Ellis also came to realize that every moment of one’s time abroad need not be consumed with tourist activities and structured plans. He learned the value of a slower pace of life.

“I found that there was not an intensive preoccupation with what my host mother called ‘aprovechando el tiempo,’ or ‘taking advantage of the time,’” said Ellis. “I spent my first few weeks fretting about all the things to do and using my time well, and did not do as great a job of being present. I quickly adjusted, though, and spent loads of time just chatting and ‘conviviendo’ [lit. “live with” but means “hang out” or “pass time together”] with my host family, which is how I really ended up improving my Spanish, instead of doing lots of things and having an intensely regulated schedule.”

Carter Ellis ’15 in the colorful streets of Valparaíso, Chile
Carter Ellis ’15 in the colorful streets of Valparaíso, Chile

Eager to continue advancing his Spanish-language skills, Ellis considered adding Spanish as a third academic major. However, he has opted instead to achieve full fluency – and increased cultural understanding – through experiences outside the traditional classroom.
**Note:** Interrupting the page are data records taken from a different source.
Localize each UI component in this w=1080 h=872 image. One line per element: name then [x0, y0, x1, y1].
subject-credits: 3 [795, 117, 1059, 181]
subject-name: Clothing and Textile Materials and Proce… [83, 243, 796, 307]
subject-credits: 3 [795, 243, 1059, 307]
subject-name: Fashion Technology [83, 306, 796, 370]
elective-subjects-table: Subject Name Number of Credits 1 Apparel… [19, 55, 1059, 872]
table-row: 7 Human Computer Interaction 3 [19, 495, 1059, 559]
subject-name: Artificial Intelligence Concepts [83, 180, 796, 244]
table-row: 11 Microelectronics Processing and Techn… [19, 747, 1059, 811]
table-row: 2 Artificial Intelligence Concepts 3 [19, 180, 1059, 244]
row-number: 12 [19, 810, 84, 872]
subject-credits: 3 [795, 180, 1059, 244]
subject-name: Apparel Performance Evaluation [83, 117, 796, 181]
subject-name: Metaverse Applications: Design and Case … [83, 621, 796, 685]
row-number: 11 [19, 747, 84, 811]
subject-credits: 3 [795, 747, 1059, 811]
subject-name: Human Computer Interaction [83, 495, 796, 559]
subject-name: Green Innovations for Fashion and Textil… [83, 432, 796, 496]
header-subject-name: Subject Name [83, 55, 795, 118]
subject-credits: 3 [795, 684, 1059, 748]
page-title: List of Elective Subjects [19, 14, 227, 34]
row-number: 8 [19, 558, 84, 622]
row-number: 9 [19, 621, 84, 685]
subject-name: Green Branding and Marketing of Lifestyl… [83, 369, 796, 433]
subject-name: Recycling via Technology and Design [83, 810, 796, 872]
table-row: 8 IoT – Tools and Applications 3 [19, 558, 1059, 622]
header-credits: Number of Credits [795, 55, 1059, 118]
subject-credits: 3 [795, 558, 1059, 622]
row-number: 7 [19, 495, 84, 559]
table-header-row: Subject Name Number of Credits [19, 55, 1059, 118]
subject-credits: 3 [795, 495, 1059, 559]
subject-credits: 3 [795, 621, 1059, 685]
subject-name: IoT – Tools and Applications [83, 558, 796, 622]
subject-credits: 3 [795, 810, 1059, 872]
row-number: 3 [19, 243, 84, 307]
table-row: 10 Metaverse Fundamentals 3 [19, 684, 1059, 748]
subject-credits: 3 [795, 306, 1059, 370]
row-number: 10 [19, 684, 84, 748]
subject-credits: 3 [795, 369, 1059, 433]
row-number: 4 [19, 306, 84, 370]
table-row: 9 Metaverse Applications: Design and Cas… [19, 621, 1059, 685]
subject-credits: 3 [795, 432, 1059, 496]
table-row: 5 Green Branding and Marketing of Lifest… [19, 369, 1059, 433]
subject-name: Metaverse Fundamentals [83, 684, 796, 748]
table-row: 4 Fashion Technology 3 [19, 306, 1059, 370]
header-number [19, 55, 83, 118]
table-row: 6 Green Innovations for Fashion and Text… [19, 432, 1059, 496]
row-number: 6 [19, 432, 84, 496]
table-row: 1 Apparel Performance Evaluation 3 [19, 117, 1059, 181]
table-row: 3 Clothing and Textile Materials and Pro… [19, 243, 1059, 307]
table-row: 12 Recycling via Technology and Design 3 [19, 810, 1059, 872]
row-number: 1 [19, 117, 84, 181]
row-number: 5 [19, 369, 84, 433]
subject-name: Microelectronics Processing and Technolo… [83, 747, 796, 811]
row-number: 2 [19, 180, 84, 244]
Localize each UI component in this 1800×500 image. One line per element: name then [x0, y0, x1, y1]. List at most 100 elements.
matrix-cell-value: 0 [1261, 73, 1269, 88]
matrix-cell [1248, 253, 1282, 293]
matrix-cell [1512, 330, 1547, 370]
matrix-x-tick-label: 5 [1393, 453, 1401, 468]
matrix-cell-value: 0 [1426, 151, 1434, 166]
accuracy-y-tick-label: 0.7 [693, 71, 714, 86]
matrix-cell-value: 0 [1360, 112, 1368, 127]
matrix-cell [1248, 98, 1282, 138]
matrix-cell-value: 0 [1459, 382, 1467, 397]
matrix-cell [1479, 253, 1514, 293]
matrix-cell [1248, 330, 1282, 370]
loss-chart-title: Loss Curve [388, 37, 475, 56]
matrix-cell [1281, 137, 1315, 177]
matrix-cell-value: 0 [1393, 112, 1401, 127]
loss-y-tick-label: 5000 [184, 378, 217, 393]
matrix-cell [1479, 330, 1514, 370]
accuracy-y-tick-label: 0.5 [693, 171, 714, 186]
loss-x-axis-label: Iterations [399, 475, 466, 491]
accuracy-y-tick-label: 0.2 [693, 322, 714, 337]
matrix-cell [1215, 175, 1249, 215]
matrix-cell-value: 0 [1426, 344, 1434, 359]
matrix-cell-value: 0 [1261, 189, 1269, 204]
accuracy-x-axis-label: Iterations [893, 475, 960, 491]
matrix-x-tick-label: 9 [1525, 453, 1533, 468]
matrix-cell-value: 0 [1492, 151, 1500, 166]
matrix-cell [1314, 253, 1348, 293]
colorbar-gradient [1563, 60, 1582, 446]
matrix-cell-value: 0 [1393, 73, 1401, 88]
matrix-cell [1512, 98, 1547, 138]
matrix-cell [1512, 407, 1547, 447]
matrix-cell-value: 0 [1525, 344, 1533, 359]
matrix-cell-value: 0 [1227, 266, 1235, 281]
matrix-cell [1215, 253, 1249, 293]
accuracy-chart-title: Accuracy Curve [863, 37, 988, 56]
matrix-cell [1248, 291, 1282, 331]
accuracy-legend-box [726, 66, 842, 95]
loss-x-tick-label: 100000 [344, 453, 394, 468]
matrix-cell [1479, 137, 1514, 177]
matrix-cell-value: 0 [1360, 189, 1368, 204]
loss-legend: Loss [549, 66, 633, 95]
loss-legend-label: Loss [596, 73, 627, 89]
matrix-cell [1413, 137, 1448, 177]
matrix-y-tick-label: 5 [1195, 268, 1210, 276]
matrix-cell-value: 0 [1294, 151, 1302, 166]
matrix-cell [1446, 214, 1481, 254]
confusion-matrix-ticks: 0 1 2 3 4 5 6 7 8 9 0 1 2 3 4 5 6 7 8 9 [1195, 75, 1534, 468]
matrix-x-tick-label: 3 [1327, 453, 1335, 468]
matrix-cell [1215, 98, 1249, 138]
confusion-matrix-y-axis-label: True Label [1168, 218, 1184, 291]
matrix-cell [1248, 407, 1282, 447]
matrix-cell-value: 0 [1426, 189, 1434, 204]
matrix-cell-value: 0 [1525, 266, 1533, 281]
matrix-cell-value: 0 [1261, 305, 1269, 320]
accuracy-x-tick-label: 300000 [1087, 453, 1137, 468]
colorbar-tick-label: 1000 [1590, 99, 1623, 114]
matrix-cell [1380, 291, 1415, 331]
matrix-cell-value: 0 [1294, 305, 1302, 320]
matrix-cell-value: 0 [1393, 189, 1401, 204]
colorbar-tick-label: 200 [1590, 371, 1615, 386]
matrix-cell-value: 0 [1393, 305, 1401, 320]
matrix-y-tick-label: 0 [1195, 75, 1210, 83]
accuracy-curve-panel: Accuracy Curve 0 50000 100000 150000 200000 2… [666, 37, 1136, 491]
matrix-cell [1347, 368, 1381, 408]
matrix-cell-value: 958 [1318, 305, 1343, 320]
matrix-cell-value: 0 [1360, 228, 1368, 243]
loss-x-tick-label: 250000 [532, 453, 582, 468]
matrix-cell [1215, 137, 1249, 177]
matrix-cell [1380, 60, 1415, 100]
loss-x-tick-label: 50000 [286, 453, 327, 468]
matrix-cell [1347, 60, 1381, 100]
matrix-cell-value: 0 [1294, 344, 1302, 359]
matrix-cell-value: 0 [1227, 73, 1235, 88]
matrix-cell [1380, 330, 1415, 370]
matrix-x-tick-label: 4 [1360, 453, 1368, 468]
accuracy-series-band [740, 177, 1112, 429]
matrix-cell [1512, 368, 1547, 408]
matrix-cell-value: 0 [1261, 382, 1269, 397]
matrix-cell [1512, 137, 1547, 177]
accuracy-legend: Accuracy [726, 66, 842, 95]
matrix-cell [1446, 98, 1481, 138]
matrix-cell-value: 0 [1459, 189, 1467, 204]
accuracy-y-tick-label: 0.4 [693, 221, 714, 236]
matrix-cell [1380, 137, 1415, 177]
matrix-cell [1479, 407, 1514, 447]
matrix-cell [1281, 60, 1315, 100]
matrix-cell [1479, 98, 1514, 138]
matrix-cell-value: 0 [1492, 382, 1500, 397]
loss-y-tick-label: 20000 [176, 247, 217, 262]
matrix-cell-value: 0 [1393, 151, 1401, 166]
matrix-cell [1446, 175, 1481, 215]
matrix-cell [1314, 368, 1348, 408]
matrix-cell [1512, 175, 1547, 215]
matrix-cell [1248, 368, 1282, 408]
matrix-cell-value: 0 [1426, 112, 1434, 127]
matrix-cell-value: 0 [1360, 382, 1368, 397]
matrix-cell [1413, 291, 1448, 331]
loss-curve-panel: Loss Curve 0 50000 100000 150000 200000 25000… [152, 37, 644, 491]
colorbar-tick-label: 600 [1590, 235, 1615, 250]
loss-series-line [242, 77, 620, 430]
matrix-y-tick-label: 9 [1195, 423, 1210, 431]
This spring he will intern with StepUp Ministry, a nonprofit organization that provides job training, life skills, and stability to the Raleigh area’s homeless, low-income, jobless, and underemployed individuals and their families.

Similarly, Ellis has contemplated the possibility of spending one or more years in Costa Rica after graduation to work with giveDIGNITY, a ministry with which he’s acquainted that affords residents of San José’s La Carpio neighborhood job development and micro-enterprise training.

For now, though, Ellis will build on the framework he’s established through his studies to effectively understand poverty, right here in the Triangle.

“I wouldn’t be at NC State if it wasn’t for the Park Scholarships program, and I doubt I’d have come to North Carolina,” said Ellis, a Tennessee native. “Now, because of the relationships I’ve developed in my church and through Neighbor to Neighbor‘s Latino Outreach, which another Park Scholar introduced me to, I want to stay in Raleigh and work within the Hispanic community here doing some type of community development.”